Ethics & Safety Weekly AI News

March 31 - April 8, 2025

A groundbreaking book by philosopher Dr. Travis LaCroix explores value alignment challenges in modern AI systems like predictive policing and ChatGPT. Titled *Artificial Intelligence and the Value Alignment Problem*, it argues that corporate control and optimization for profit often clash with public interests. LaCroix uses case studies to show how bias in hiring algorithms and opaque content moderation reflect deeper structural issues, urging reforms to prioritize community input over purely technical fixes.

In healthcare, researchers raised alarms about AI therapy apps for children. A University of Rochester study found that chatbots could hinder social development by replacing human interactions, while non-representative training data might unfairly limit care access for low-income families. Co-author Dr. Bryanna Moore stressed: "AI tools shouldn’t replace therapists but support them," recommending strict age-specific regulations and parental consent requirements.

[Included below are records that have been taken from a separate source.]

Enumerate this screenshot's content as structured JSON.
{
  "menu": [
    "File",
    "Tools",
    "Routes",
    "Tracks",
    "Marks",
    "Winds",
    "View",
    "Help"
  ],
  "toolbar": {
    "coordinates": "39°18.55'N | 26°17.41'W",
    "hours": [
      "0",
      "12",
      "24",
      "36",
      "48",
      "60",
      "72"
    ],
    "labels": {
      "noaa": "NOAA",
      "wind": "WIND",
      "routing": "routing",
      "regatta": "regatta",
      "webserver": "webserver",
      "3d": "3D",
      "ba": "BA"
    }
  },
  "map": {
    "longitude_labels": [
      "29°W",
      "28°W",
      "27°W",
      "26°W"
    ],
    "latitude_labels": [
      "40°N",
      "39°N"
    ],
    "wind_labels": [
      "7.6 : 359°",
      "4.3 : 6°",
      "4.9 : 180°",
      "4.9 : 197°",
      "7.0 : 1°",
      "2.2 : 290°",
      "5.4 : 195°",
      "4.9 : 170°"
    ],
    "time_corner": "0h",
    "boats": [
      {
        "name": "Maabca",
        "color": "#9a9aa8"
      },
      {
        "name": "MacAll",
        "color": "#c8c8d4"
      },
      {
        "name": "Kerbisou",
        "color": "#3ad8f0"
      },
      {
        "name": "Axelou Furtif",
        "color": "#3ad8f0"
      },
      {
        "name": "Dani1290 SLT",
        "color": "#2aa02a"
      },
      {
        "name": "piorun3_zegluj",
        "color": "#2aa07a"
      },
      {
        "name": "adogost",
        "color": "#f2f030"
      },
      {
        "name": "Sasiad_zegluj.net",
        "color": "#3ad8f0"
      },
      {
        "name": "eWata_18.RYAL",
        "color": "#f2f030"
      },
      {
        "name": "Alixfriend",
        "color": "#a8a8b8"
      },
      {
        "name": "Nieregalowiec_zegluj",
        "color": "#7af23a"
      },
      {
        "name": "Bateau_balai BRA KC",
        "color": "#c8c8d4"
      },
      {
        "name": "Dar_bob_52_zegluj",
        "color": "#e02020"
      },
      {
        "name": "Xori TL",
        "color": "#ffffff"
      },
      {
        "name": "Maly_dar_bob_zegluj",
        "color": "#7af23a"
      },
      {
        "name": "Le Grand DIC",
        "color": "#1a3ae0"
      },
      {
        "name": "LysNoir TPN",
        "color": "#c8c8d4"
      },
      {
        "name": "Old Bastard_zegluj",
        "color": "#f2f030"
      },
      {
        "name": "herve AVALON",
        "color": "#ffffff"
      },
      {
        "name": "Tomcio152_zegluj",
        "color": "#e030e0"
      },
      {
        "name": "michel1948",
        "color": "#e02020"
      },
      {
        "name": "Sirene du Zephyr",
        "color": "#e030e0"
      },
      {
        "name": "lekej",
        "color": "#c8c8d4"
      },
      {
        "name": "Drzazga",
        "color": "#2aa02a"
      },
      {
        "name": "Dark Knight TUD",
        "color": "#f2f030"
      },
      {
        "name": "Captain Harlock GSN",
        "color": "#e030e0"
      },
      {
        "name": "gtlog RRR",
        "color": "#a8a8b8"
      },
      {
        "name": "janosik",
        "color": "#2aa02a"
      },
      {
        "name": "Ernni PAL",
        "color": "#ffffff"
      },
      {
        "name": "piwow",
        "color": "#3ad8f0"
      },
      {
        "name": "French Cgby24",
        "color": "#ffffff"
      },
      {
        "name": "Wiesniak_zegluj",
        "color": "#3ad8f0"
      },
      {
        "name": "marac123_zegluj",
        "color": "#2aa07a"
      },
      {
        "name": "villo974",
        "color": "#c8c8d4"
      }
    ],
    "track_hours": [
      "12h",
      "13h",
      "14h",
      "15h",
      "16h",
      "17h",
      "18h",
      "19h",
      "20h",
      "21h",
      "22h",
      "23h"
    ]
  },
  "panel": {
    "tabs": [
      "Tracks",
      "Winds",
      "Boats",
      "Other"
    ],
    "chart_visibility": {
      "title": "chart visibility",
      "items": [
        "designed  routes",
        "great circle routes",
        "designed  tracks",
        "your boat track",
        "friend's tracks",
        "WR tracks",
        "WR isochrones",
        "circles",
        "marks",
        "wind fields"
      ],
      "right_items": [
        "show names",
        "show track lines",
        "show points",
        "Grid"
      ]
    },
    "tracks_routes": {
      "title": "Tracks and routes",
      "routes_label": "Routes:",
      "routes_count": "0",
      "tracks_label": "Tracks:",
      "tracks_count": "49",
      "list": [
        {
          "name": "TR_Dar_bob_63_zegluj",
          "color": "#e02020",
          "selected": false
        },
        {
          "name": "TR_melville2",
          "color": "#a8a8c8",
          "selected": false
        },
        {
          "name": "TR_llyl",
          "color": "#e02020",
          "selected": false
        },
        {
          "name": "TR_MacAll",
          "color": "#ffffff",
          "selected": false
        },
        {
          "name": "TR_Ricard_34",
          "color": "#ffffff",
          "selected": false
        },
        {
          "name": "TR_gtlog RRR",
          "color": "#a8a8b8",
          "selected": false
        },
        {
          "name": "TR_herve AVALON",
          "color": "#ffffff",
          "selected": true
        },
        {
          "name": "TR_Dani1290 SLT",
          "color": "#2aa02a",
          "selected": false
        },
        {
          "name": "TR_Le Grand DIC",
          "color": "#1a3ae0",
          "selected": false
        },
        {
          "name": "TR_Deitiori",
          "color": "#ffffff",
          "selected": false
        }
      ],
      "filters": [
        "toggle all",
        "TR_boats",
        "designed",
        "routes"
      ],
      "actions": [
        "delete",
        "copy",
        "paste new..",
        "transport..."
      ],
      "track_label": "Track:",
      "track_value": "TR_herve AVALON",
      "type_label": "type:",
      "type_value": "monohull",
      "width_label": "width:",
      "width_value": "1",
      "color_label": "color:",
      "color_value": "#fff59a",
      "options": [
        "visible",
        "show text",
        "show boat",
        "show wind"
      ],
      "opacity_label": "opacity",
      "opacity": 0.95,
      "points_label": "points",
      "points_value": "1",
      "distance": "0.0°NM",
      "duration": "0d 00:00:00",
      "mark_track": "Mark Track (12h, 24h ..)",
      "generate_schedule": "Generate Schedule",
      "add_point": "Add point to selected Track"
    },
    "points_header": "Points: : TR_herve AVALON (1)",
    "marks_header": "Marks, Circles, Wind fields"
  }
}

Education ethics took center stage at a University of the Ozarks lecture, where Dr. Kathryn Conrad discussed generative AI’s impact on learning. Her proposed AI Bill of Rights for Education demands clear labeling of AI-generated content, student data protections, and curriculum transparency to prevent misuse in grading or tutoring. Conrad warned that unchecked AI adoption risks devaluing critical thinking, urging schools to teach AI literacy alongside traditional subjects.

Policy debates intensified as the U.S. Senate’s AI roadmap pushed for sector-specific oversight, including fraud detection in finance and safety testing for medical AI. Meanwhile, LaCroix advocated rethinking AI development incentives, proposing public funding models to reduce reliance on profit-driven tech firms.

Globally, Australia and South Korea hosted Agentic AI summits focused on real-time decision-making in emergencies. Fujitsu showcased an AI system that coordinates disaster response teams, though ethicists cautioned against overtrusting autonomous tools in life-or-death scenarios. These discussions underscore the need for international safety standards as agentic AI spreads across borders.